Оказалось, что как Булгаков, так и Моцарт избрал точно такой же крестный путь посланца из иного мира.

Ему достало дерзости, безрассудства и отваги — не важно, чего это ему стоило — поглотить небесный огонь и преобразовать его с помощью своего творчества в высокую литературу.

Теперь я знал, почему меня никогда не занимали самые модные книги и полотна. Художники, которые лишь забавляются с искусством, которые в невежестве своем полагают, будто ведают, что творят, — все они лжецы. Они хитростью прокладывают свой путь к живым властям предержащим, прикидываясь творцами, но на деле создают лишь безжизненные формы. Они не имеют права называться художниками. Они рядятся в чужие одежды и потому благополучны. Они притворяются отважными, но не бросают вызов ни властям предержащим, ни устройству общества, ни богам. Они постоянны, как одноклеточные и никогда не меняются. И до тех пор, пока они принимают форму любого сосуда, в который попадают, живут и трудятся, они в безопасности. Эта псевдоэлита, не устающая хвалить себя за предусмотрительную осторожность, надменно взирая с античных высот на великих творцов вроде Булгакова. Они издевались над его «интеллигентными манерами», но не гнушались использовать его в своих целях ради того фарса и пародии, который называли «искусством». Эти люди запросто растерзали бы Булгакова живьем, чтобы заполучить его энергетику и провозгласить победу серости. Потому-то они толпились у его постели и наблюдали, как в каждом — может статься, последнем — вздохе измученного тела догорал прометеев огонь. Ведь, чтобы написать книгу «Мастер и Маргарита» Булгаков должен был прожить ее всю самостоятельно: от корки до корки.

Я вспомнил нескончаемые споры, которые вели у постели Булгакова те, кого он считал своими друзьями, — тысячи тысяч слов об искусстве, о политике. О необходимости указывать путь простым людям, погрязшим в пороках и невежестве.
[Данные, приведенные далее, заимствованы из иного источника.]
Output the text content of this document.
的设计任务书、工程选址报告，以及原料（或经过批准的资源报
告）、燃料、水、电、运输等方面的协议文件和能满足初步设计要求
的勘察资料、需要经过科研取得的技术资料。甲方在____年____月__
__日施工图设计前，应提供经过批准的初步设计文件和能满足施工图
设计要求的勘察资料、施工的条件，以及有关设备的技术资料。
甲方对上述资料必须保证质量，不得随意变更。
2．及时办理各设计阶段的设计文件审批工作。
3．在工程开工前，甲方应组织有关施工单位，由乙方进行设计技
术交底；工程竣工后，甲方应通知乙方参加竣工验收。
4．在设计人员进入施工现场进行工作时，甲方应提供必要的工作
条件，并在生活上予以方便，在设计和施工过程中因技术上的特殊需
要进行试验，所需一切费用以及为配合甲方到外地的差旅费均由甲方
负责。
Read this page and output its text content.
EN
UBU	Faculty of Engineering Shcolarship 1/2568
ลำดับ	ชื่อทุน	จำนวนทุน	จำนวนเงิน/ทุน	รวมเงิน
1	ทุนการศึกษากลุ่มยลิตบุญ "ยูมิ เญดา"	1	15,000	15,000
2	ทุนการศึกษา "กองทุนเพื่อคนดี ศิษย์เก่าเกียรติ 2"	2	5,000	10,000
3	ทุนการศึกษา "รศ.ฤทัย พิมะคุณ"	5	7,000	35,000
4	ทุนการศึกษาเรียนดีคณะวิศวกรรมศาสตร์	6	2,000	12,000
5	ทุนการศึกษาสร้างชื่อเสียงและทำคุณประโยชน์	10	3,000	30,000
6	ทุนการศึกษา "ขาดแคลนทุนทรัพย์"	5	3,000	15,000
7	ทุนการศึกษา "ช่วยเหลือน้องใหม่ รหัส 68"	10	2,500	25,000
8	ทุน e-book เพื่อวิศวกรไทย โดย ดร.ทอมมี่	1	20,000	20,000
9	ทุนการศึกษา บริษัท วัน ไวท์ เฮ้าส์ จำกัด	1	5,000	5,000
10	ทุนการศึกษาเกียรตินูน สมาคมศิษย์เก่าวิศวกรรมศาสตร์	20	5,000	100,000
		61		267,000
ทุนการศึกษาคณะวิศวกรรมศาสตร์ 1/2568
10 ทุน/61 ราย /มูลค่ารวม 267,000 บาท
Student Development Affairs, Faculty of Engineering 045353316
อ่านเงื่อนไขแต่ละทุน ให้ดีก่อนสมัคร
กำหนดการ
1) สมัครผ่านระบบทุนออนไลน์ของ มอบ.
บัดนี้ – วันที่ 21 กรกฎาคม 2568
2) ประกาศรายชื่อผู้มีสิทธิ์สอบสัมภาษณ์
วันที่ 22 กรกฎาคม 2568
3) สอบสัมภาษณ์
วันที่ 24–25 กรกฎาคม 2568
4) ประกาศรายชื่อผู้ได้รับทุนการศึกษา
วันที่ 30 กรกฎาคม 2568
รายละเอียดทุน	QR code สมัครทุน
Звяк и скрежет трамвая прервал мои размышления. Я встал из-за стола и извлек из жилетного кармана часы. Три часа ночи! Как незаметно пролетело время... Тяжесть в солнечном сплетении прошла, но голова пылала, и тело покрылось потом. Я задул свечи и рванул на себя окно, но рамы оказались заколочены. Не справившись с окном, я решил выйти на улицу, надеясь, что свежесть раннего утра остудит жар, сжигающий меня изнутри. Но везде, куда бы я ни пошел, меня сопровождал слабый запах тления — словно собака, которая увязалась за тобой и трусит рядом, не отставая ни на шаг. Я бродил почти всю ночь. Не помню, где именно я был и что делал. Помню, на рассвете я оказался у ворот, которые вели в прекрасный сад. В глубине его виднелся итальянский мраморный фонтанчик, такой белый, что первые лучи солнца, казалось, обагрили его кровью. Потом я наблюдал за дракой двух котов. Не помню, как они выглядели, но вопли их до сих пор звучат у меня в ушах, когда я вспоминаю это утро. Каким-то образом я доплелся до Боткинской больницы, направился к палатам, где должен был производить обход, и упал. Санитары отнесли меня в кровать, до которой было не более двадцати шагов. В ней я и пролежал две недели с лишним, а огонь, разгоревшийся той бесконечной душной ночью, пожирал каждую клеточку моего тела.

Я мало что помню о тех днях и ночах, когда я, доктор Захаров, превратился в пациента. Помню, как приходила жена, помню тугую повязку на руке — сколько раз я сам накладывал такие; помню вздувшиеся вены и поток алой крови, льющейся в ванночку под локтем, — и изумительную легкость, когда любой звук, запах, прикосновение, вдох становятся неизъяснимым наслаждением. Потом начались обещания. Что Булгаков останется в прошлом. Жена была непреклонна. А я? У меня просто не осталось сил бороться. Я вдыхал запах ее волос, ощущал на лбу светлую прохладу ее руки — и с легкостью в сердце покорился ее мольбам.

Тропа, по которой мы с Булгаковым когда-то шли вместе, завела меня в непроходимый лес. Плутая в зловещей тьме, я мечтал только об одном: вернуться к жизни, которую вел до зимы тысяча девятьсот сорокового года.